彼らが私を裏切れば、どうなるかくらい身に染みて知っているでしょうし。

でも……裏切ったあの男のように、今は従順な振りをしている彼らも、最後にはどう豹変するか判らないわね…。
今のうちに考えておかなくては……。

ああ、それにしても、気持ちが悪い所だわ。
こんな所早くクリアして、帰ってお風呂に入りたいわ。
まったく、役に立たない男たちばかり。帰ったらお父様に言ってみんなクビにしなくちゃ。
本当に、なんてところなの……」

 

男性1

「オレの目的だとぅ!?決まってるじゃねぇか!金!金だよ!
金さえあればなんでも出来る!何でも欲しいものが手に入るんだぜ!?

しがねぇチンピラの立場から、大ボスの立場にもなれる!
オレを見下してバカにした奴らを足下に平伏(ひれふ)させる事だって可能さ!
金もない、地位もない、醜いと蔑んだ女たちも、金さえ見せびらかせば媚びを売ってくる!
本当は触れられるのも嫌なくせに、金のためにしたくもない笑い顔でオレの機嫌を取ろうとすり寄ってくるのさ。
金さえあれば、オレはなんでも出来るんだ。
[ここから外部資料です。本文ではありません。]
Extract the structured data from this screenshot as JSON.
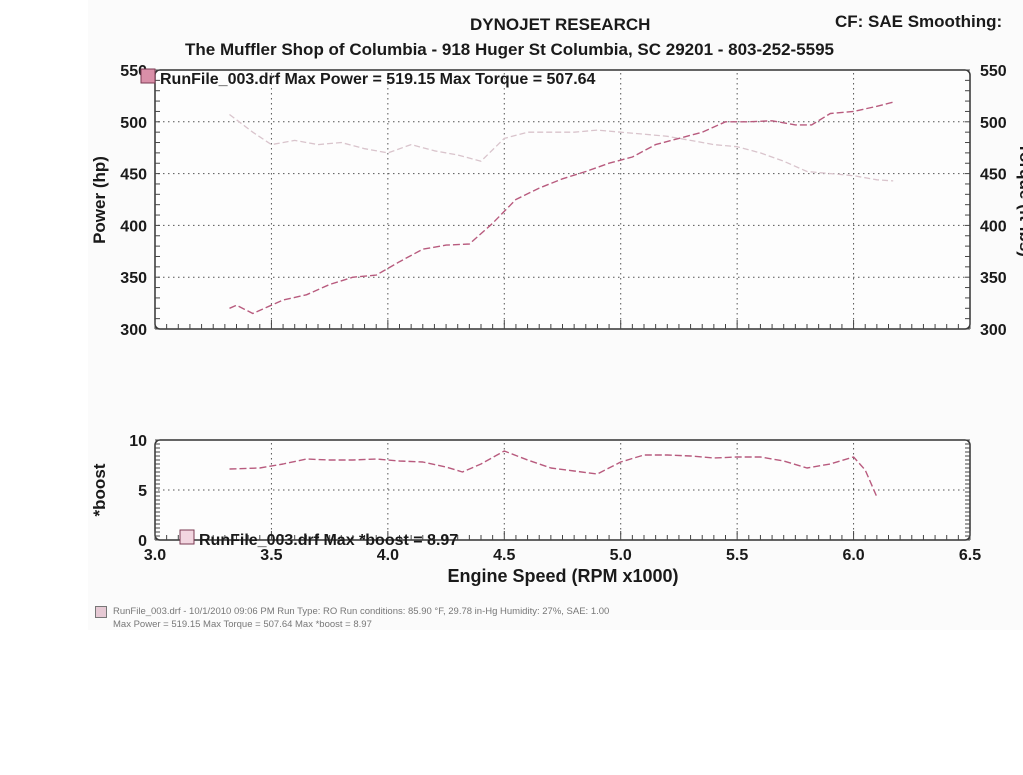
{
  "header": {
    "brand": "DYNOJET RESEARCH",
    "shop": "The Muffler Shop of Columbia - 918 Huger St  Columbia, SC  29201 - 803-252-5595",
    "cf_smoothing": "CF: SAE  Smoothing:"
  },
  "footer": {
    "line1": "RunFile_003.drf - 10/1/2010 09:06 PM  Run Type: RO  Run conditions: 85.90 °F, 29.78 in-Hg  Humidity: 27%, SAE: 1.00",
    "line2": "Max Power = 519.15  Max Torque = 507.64  Max *boost = 8.97"
  },
  "colors": {
    "power": "#b85b7e",
    "torque": "#d9c4cc",
    "boost": "#b85b7e",
    "grid": "#555555"
  },
  "chart_data": [
    {
      "type": "line",
      "legend": "RunFile_003.drf Max Power = 519.15     Max Torque = 507.64",
      "ylabel": "Power (hp)",
      "ylabel_right": "Torque (ft-lbs)",
      "ylim": [
        300,
        550
      ],
      "yticks": [
        300,
        350,
        400,
        450,
        500,
        550
      ],
      "xlim": [
        3.0,
        6.5
      ],
      "grid": true,
      "series": [
        {
          "name": "Power",
          "x": [
            3.32,
            3.35,
            3.42,
            3.45,
            3.55,
            3.65,
            3.75,
            3.85,
            3.95,
            4.05,
            4.15,
            4.25,
            4.35,
            4.45,
            4.55,
            4.65,
            4.75,
            4.85,
            4.95,
            5.05,
            5.15,
            5.25,
            5.35,
            5.45,
            5.55,
            5.65,
            5.75,
            5.82,
            5.9,
            6.0,
            6.1,
            6.17
          ],
          "values": [
            320,
            323,
            315,
            318,
            328,
            333,
            343,
            350,
            352,
            365,
            377,
            381,
            382,
            402,
            425,
            436,
            445,
            452,
            460,
            466,
            478,
            484,
            490,
            500,
            500,
            501,
            497,
            497,
            508,
            510,
            515,
            519
          ]
        },
        {
          "name": "Torque",
          "x": [
            3.32,
            3.42,
            3.5,
            3.6,
            3.7,
            3.8,
            3.9,
            4.0,
            4.1,
            4.2,
            4.3,
            4.4,
            4.5,
            4.6,
            4.7,
            4.8,
            4.9,
            5.0,
            5.1,
            5.2,
            5.3,
            5.4,
            5.5,
            5.6,
            5.7,
            5.8,
            5.9,
            6.0,
            6.1,
            6.17
          ],
          "values": [
            507,
            490,
            478,
            482,
            478,
            480,
            474,
            470,
            478,
            472,
            468,
            462,
            484,
            490,
            490,
            490,
            492,
            490,
            488,
            486,
            482,
            478,
            476,
            470,
            462,
            452,
            450,
            448,
            444,
            443
          ]
        }
      ]
    },
    {
      "type": "line",
      "legend": "RunFile_003.drf Max *boost = 8.97",
      "ylabel": "*boost",
      "xlabel": "Engine Speed (RPM x1000)",
      "ylim": [
        0,
        10
      ],
      "yticks": [
        0,
        5,
        10
      ],
      "xlim": [
        3.0,
        6.5
      ],
      "xticks": [
        "3.0",
        "3.5",
        "4.0",
        "4.5",
        "5.0",
        "5.5",
        "6.0",
        "6.5"
      ],
      "grid": true,
      "series": [
        {
          "name": "*boost",
          "x": [
            3.32,
            3.45,
            3.55,
            3.65,
            3.75,
            3.85,
            3.95,
            4.05,
            4.15,
            4.25,
            4.32,
            4.4,
            4.5,
            4.6,
            4.7,
            4.8,
            4.9,
            5.0,
            5.1,
            5.2,
            5.3,
            5.4,
            5.5,
            5.6,
            5.7,
            5.8,
            5.9,
            6.0,
            6.05,
            6.1
          ],
          "values": [
            7.1,
            7.2,
            7.6,
            8.1,
            8.0,
            8.0,
            8.1,
            7.9,
            7.8,
            7.3,
            6.8,
            7.6,
            8.9,
            8.0,
            7.2,
            6.9,
            6.6,
            7.8,
            8.5,
            8.5,
            8.4,
            8.2,
            8.3,
            8.3,
            7.9,
            7.2,
            7.6,
            8.3,
            7.0,
            4.3
          ]
        }
      ]
    }
  ]
}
そう!何でもな!
人の命だって思いのままになるだろうよ!
地獄の沙汰も金次第ってな!

なあ……オレはそのためにも勝たなきゃいけねぇんだ。
このゲームとやらをクリアして、一人勝たなきゃいけねぇんだ。
誰にも負ける訳にはいかねぇんだよ。
だから……なぁ?…判るよなぁ……(嘲笑)」

不問

「うーん…やっぱりちょっと電波が届きにくくなってるのかなぁ。
非力な僕じゃ力業には叶わないと思って、対処法探すために携帯端末持ってきたけど……。
そろそろこれも用済みかな。

ここまでは何とかやって来れたけど、このステージクリアしたら次は最終ステージな筈だから、みんなも必死になるだろうしなぁ。
残るのが何人か判らないけど、ここまで脱落せずに生き残ってきた人たちだから、今までのように口八丁手八丁では行かないだろうし……。
どうしようかな。
もう騙し打ちは難しいだろうし、お姉さんたちに媚びを売るのも飽きちゃった。
そろそろこれを使う時が来たかな…。
万が一の時のために持ってきたけど、これから役に立ってもらうよ。(ちゅっ)

このゲームをクリアしたら何でも思い通りになるなんて、すてきな事じゃないか。
パパもママも僕にはうるさいことばかり言ってたけど、僕が勝ったら僕の自由な世界に変えてやる。
大人なんていらないよ。
ピーターパンの世界のように、子供だけって言うのも面白いよね。
僕たち子供だけで世界を作っていくのさ。
何でもありな、自由な僕たちの世界をね。